My feet, before and after.

I was sent home with a large, white packet with only the words "Heart Failure" printed across the front. They told me to watch my fluid and sodium intake and weigh myself daily.  They said to follow-up with the cardiologist in about four weeks. I remember sitting on the couch in the hospital room next to the discharge nurse as she went through these documents with me. Until this point, no one had called it "heart failure" and I felt completely rattled seeing the words printed out like that. I remember thinking to myself, "what is she talking about? I don't have heart failure. This isn't right." But it was. Just over a week prior to this, I was discharging with my new baby. Today, I was discharging with heart failure...and a new baby. One of the things it says to do in this handy handbook is to "get at least 8 hours of sleep at night". Right. I guess that's one of the most cruel things about this disease is that as a new mom, you need to take care of yourself, but then you also have this tiny baby that is depending on you for everything. You feel guilty "taking care of yourself", because your baby is supposed to come first. You've been planning and dreaming about this little human for the last 9 months, making every decision with them in mind, and now you are failing. You read all the books on sleep techniques, swaddles, feeding patterns; you've got your wet/dirty diaper journal. But now, you're too exhausted to carry your baby to the nursery to change her diaper. Your heart starts pounding and racing every time you have to pick your crying baby up in the night. You feel like you're killing yourself with every hour of missed sleep. More times than I can count, I said to myself and Angela "I can't do this". Your partner also doesn't know what to do- they didn't sign up for this. You were supposed to be a team. Now they have to care for this helpless newborn and their sick, often helpless, partner.
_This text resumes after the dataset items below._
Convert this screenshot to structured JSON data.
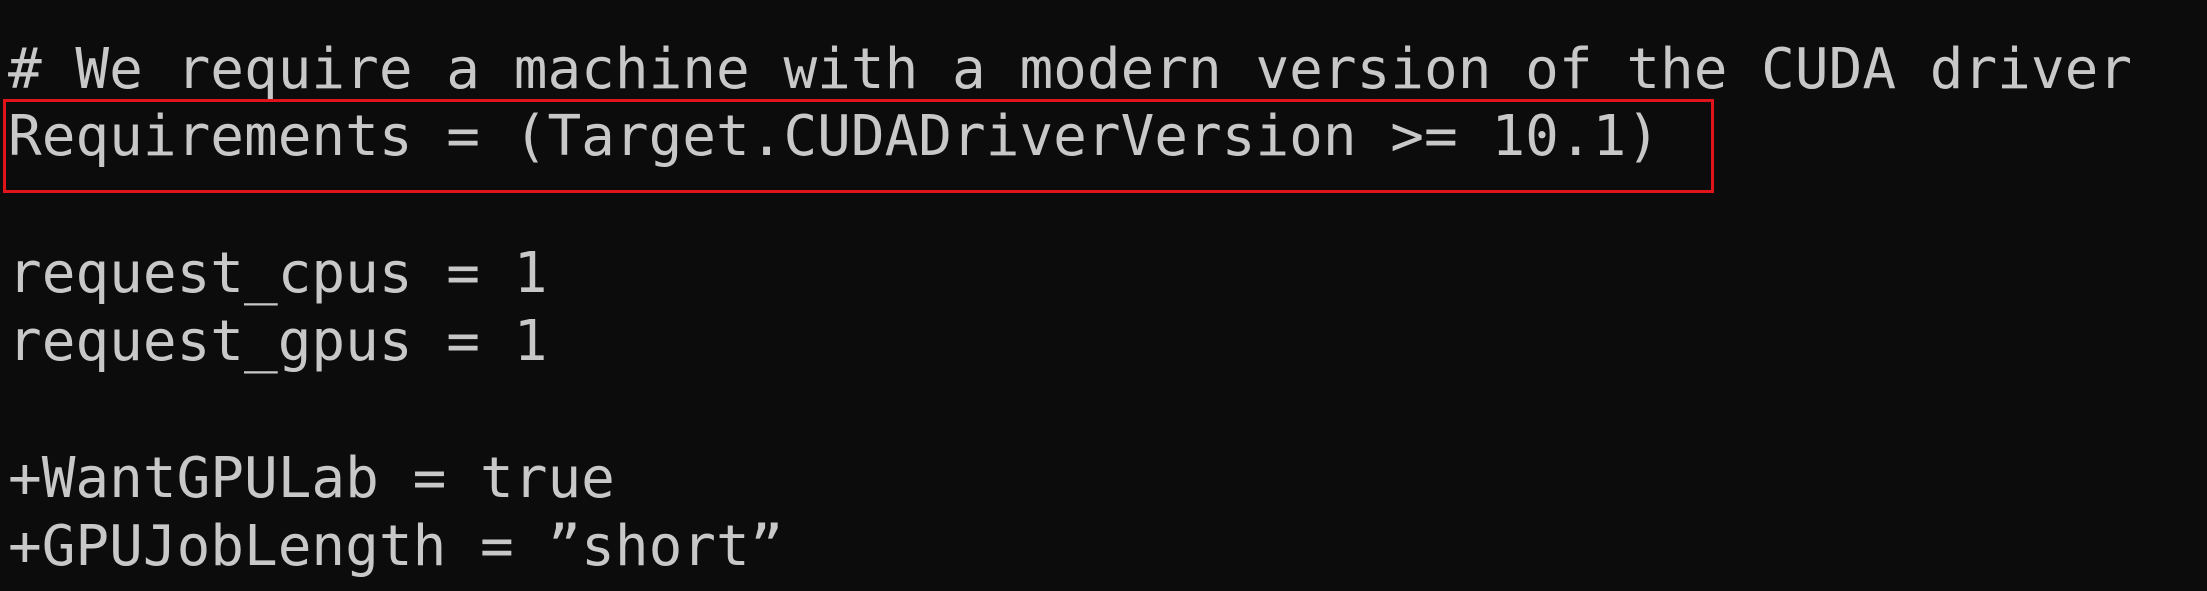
{
  "terminal": {
    "lines": [
      "# We require a machine with a modern version of the CUDA driver",
      "Requirements = (Target.CUDADriverVersion >= 10.1)",
      "request_cpus = 1",
      "request_gpus = 1",
      "+WantGPULab = true",
      "+GPUJobLength = ”short”"
    ]
  },
  "colors": {
    "background": "#0c0c0c",
    "text": "#c8c8c8",
    "highlight": "#e1141c"
  }
}
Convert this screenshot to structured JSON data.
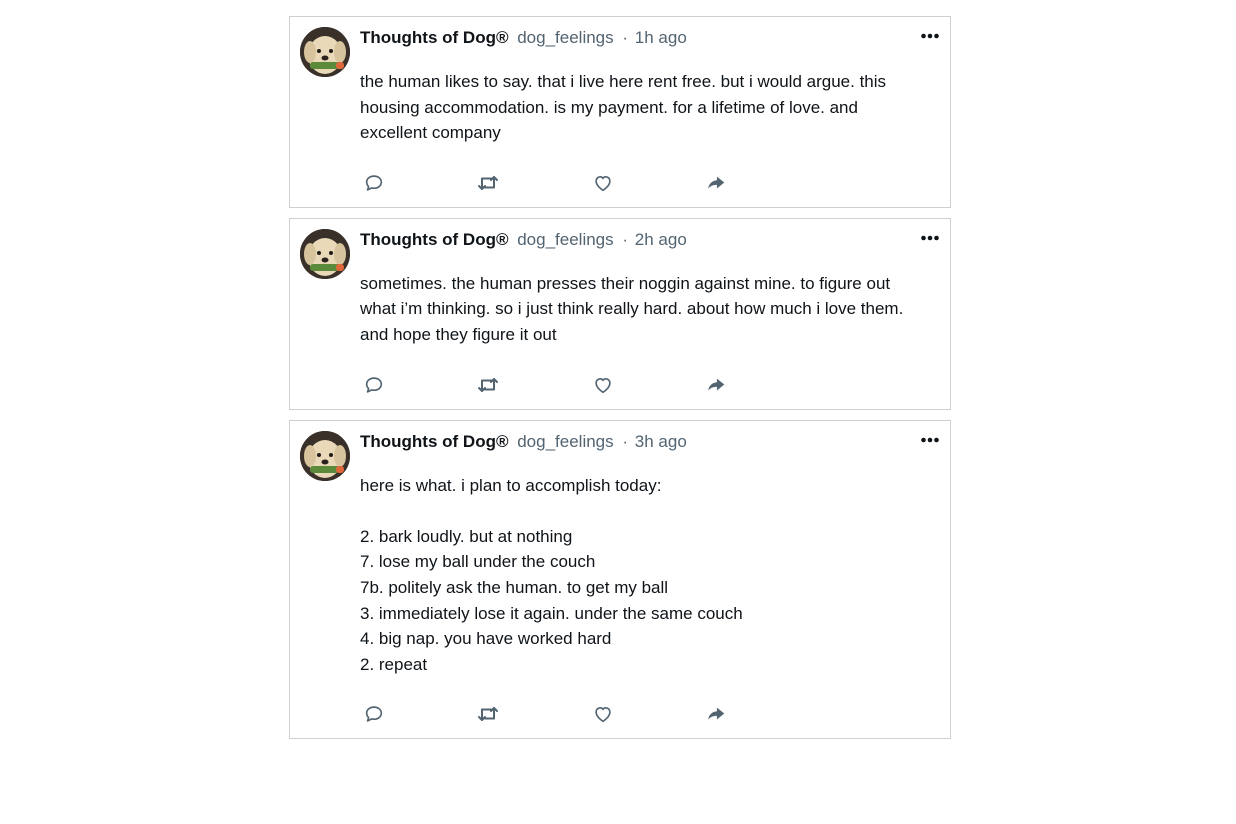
{
  "tweets": [
    {
      "author_name": "Thoughts of Dog®",
      "handle": "dog_feelings",
      "separator": "·",
      "time": "1h ago",
      "text": "the human likes to say. that i live here rent free. but i would argue. this housing accommodation. is my payment. for a lifetime of love. and excellent company"
    },
    {
      "author_name": "Thoughts of Dog®",
      "handle": "dog_feelings",
      "separator": "·",
      "time": "2h ago",
      "text": "sometimes. the human presses their noggin against mine. to figure out what i’m thinking. so i just think really hard. about how much i love them. and hope they figure it out"
    },
    {
      "author_name": "Thoughts of Dog®",
      "handle": "dog_feelings",
      "separator": "·",
      "time": "3h ago",
      "text": "here is what. i plan to accomplish today:\n\n2. bark loudly. but at nothing\n7. lose my ball under the couch\n7b. politely ask the human. to get my ball\n3. immediately lose it again. under the same couch\n4. big nap. you have worked hard\n2. repeat"
    }
  ],
  "icons": {
    "avatar": "dog-avatar-icon",
    "more": "more-horizontal-icon",
    "reply": "reply-icon",
    "retweet": "retweet-icon",
    "like": "heart-icon",
    "share": "share-icon"
  },
  "colors": {
    "text": "#0f1419",
    "secondary": "#536471",
    "border": "#cfcfcf",
    "icon": "#536471"
  }
}
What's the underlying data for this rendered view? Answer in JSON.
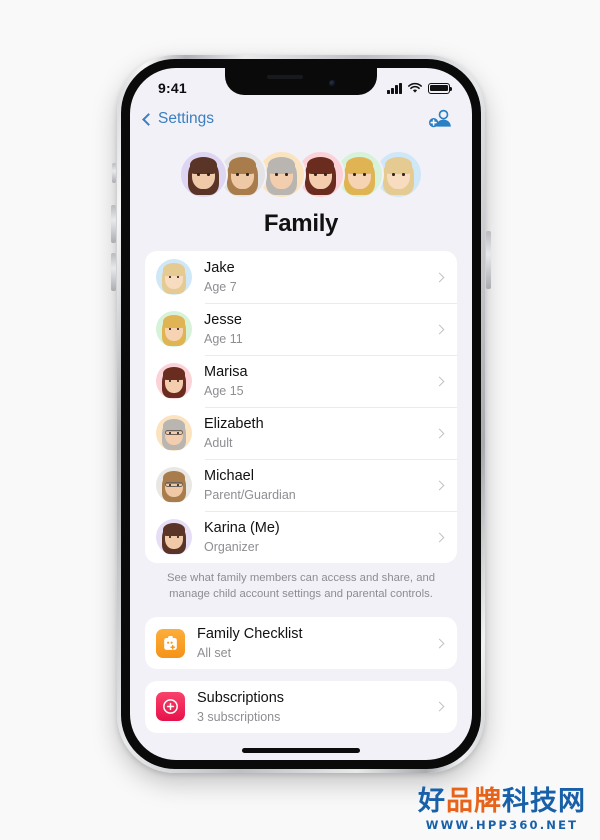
{
  "status_bar": {
    "time": "9:41",
    "signal_icon": "cellular-bars-icon",
    "wifi_icon": "wifi-icon",
    "battery_icon": "battery-icon"
  },
  "nav": {
    "back_label": "Settings",
    "back_icon": "chevron-left-icon",
    "add_icon": "add-person-icon"
  },
  "header": {
    "title": "Family"
  },
  "avatar_cluster": [
    {
      "name": "Karina",
      "bg": "#ded5f2",
      "hair": "#5a3527",
      "skin": "#f0c9a8"
    },
    {
      "name": "Michael",
      "bg": "#e4e4e6",
      "hair": "#a97c4c",
      "skin": "#efc8a5"
    },
    {
      "name": "Elizabeth",
      "bg": "#fbe3c0",
      "hair": "#b9b6b2",
      "skin": "#f2cdae"
    },
    {
      "name": "Marisa",
      "bg": "#fbd2d7",
      "hair": "#6b2c20",
      "skin": "#f3cdad"
    },
    {
      "name": "Jesse",
      "bg": "#d6f2d9",
      "hair": "#e0b452",
      "skin": "#f6d3b3"
    },
    {
      "name": "Jake",
      "bg": "#cfe8f7",
      "hair": "#e5cb92",
      "skin": "#f7dcc0"
    }
  ],
  "members": [
    {
      "name": "Jake",
      "role": "Age 7",
      "bg": "#cfe8f7",
      "hair": "#e5cb92",
      "skin": "#f7dcc0",
      "glasses": false
    },
    {
      "name": "Jesse",
      "role": "Age 11",
      "bg": "#d6f2d9",
      "hair": "#e0b452",
      "skin": "#f6d3b3",
      "glasses": false
    },
    {
      "name": "Marisa",
      "role": "Age 15",
      "bg": "#fbd2d7",
      "hair": "#6b2c20",
      "skin": "#f3cdad",
      "glasses": false
    },
    {
      "name": "Elizabeth",
      "role": "Adult",
      "bg": "#fbe3c0",
      "hair": "#b9b6b2",
      "skin": "#f2cdae",
      "glasses": true
    },
    {
      "name": "Michael",
      "role": "Parent/Guardian",
      "bg": "#e9e7e4",
      "hair": "#a97c4c",
      "skin": "#efc8a5",
      "glasses": true
    },
    {
      "name": "Karina (Me)",
      "role": "Organizer",
      "bg": "#e6def5",
      "hair": "#5a3527",
      "skin": "#f0c9a8",
      "glasses": false
    }
  ],
  "footnote": "See what family members can access and share, and manage child account settings and parental controls.",
  "services": [
    {
      "name": "Family Checklist",
      "sub": "All set",
      "icon": "checklist-icon",
      "color": "#f59316"
    },
    {
      "name": "Subscriptions",
      "sub": "3 subscriptions",
      "icon": "app-store-icon",
      "color": "#e8114b"
    }
  ],
  "watermark": {
    "cn_blue_1": "好",
    "cn_orange": "品牌",
    "cn_blue_2": "科技网",
    "url": "WWW.HPP360.NET"
  }
}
At first, I found the low sodium diet to be completely unmanageable. They want you to have 2,000mg or less of sodium. Have you ever looked at the sodium content on your food labels? You should. Total them up for a day and see what you come up with. Before Harper was born, we stocked the freezer and cupboards with easy to cook dinners. I remember coming home after discharge and opening the cupboards, feeling completely lost. I couldn't eat anything I wanted to eat anymore. I ate a lot of cereal and low-sodium peanut butter and jelly sandwiches. Food has always been such a comfort to me and now, when I needed that comfort more than ever, it was gone.
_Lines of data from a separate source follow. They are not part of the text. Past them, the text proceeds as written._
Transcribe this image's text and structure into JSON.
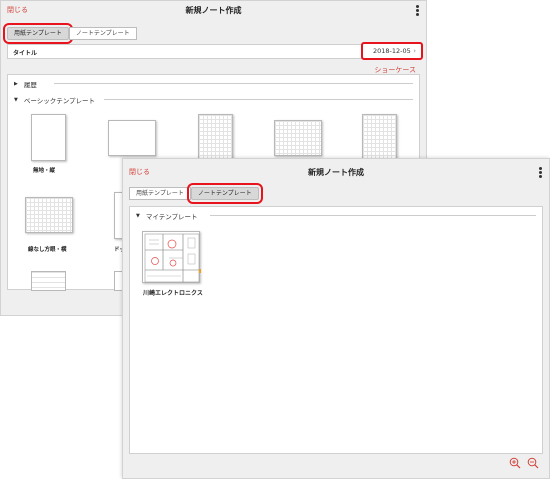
{
  "back_window": {
    "close_label": "閉じる",
    "title": "新規ノート作成",
    "tabs": [
      "用紙テンプレート",
      "ノートテンプレート"
    ],
    "title_field_label": "タイトル",
    "date": "2018-12-05",
    "showcase_label": "ショーケース",
    "sections": [
      "履歴",
      "ベーシックテンプレート"
    ],
    "templates": [
      {
        "label": "無地・縦",
        "style": "plain"
      },
      {
        "label": "",
        "style": "plain"
      },
      {
        "label": "",
        "style": "grid"
      },
      {
        "label": "",
        "style": "grid"
      },
      {
        "label": "",
        "style": "grid"
      },
      {
        "label": "線なし方眼・横",
        "style": "grid"
      },
      {
        "label": "ドッ",
        "style": "plain"
      }
    ],
    "highlight_color": "#e8141d"
  },
  "front_window": {
    "close_label": "閉じる",
    "title": "新規ノート作成",
    "tabs": [
      "用紙テンプレート",
      "ノートテンプレート"
    ],
    "section": "マイテンプレート",
    "template": {
      "label": "川崎エレクトロニクス"
    },
    "zoom_in_icon": "zoom-in-icon",
    "zoom_out_icon": "zoom-out-icon"
  },
  "accent_color": "#d2433a"
}
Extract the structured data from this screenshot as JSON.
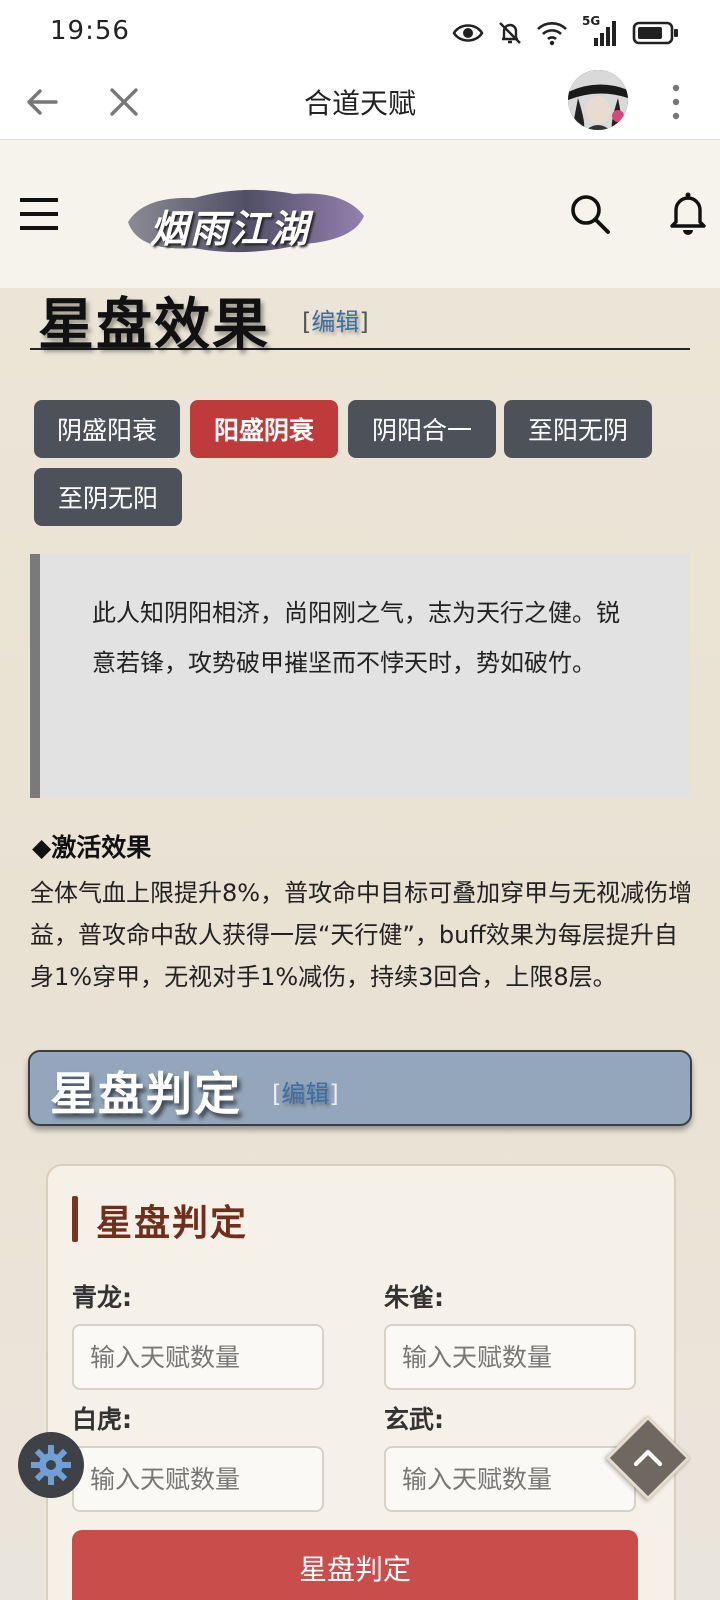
{
  "status_bar": {
    "time": "19:56",
    "network_label": "5G",
    "icons": [
      "eye-icon",
      "bell-off-icon",
      "wifi-icon",
      "signal-icon",
      "battery-icon"
    ]
  },
  "browser_bar": {
    "title": "合道天赋",
    "icons": [
      "back-arrow-icon",
      "close-icon",
      "avatar",
      "more-vertical-icon"
    ]
  },
  "site_header": {
    "logo_text": "烟雨江湖",
    "icons": [
      "menu-icon",
      "search-icon",
      "bell-icon"
    ]
  },
  "page": {
    "heading": "星盘效果",
    "edit_bracket_open": "[",
    "edit_label": "编辑",
    "edit_bracket_close": "]",
    "tabs": [
      {
        "label": "阴盛阳衰",
        "active": false
      },
      {
        "label": "阳盛阴衰",
        "active": true
      },
      {
        "label": "阴阳合一",
        "active": false
      },
      {
        "label": "至阳无阴",
        "active": false
      },
      {
        "label": "至阴无阳",
        "active": false
      }
    ],
    "quote": "此人知阴阳相济，尚阳刚之气，志为天行之健。锐意若锋，攻势破甲摧坚而不悖天时，势如破竹。",
    "activation_label": "◆激活效果",
    "activation_text": "全体气血上限提升8%，普攻命中目标可叠加穿甲与无视减伤增益，普攻命中敌人获得一层“天行健”，buff效果为每层提升自身1%穿甲，无视对手1%减伤，持续3回合，上限8层。",
    "section2_heading": "星盘判定",
    "card": {
      "title": "星盘判定",
      "fields": [
        {
          "label": "青龙:",
          "placeholder": "输入天赋数量"
        },
        {
          "label": "朱雀:",
          "placeholder": "输入天赋数量"
        },
        {
          "label": "白虎:",
          "placeholder": "输入天赋数量"
        },
        {
          "label": "玄武:",
          "placeholder": "输入天赋数量"
        }
      ],
      "submit_label": "星盘判定"
    }
  },
  "colors": {
    "active_tab": "#bf3b3b",
    "tab": "#4c515a",
    "section_bar": "#93a6bb",
    "card_title": "#6f2f1c",
    "submit": "#c94d4a"
  }
}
Sodium content for 3 Mrs. T's Pierogies
I have since learned that a lot of the "statistics" I found online about PPCM are misguided and outdated. The survival rate has only been increasing with early detection and treatment, although younger women still tend to have more negative outcomes than older women. The issue is that a lot of medical professionals are still unfamiliar with this condition.  I've heard too many horror stories of women being sent home from the ER with symptoms of PPCM, having been told they just have anxiety, bronchitis, pneumonia, that they're "too young" to have a heart problem, etc. They are sent home to just get worse and worse. I was lucky enough to have a doctor in the ER that night who knew what was going on, or was at least able to diagnose me and get me the treatment I needed right away. I went back and checked all the pregnancy books that I read before delivery for any indication of PPCM, but didn't find any. The closest thing I found was a mention of "heart disease" and that if you have a history of heart disease or murmur, you should talk to your doctor before becoming pregnant. But never was there an indication that pregnancy could cause heart disease. If there was, I probably wouldn't have read it. Everyone knows that terrible things could happen during pregnancy/labor, but no one ever thinks it will happen to them. I still find it pretty hard to believe and keep hoping I'll wake up from this nightmare, but for now, it's enough to just wake up.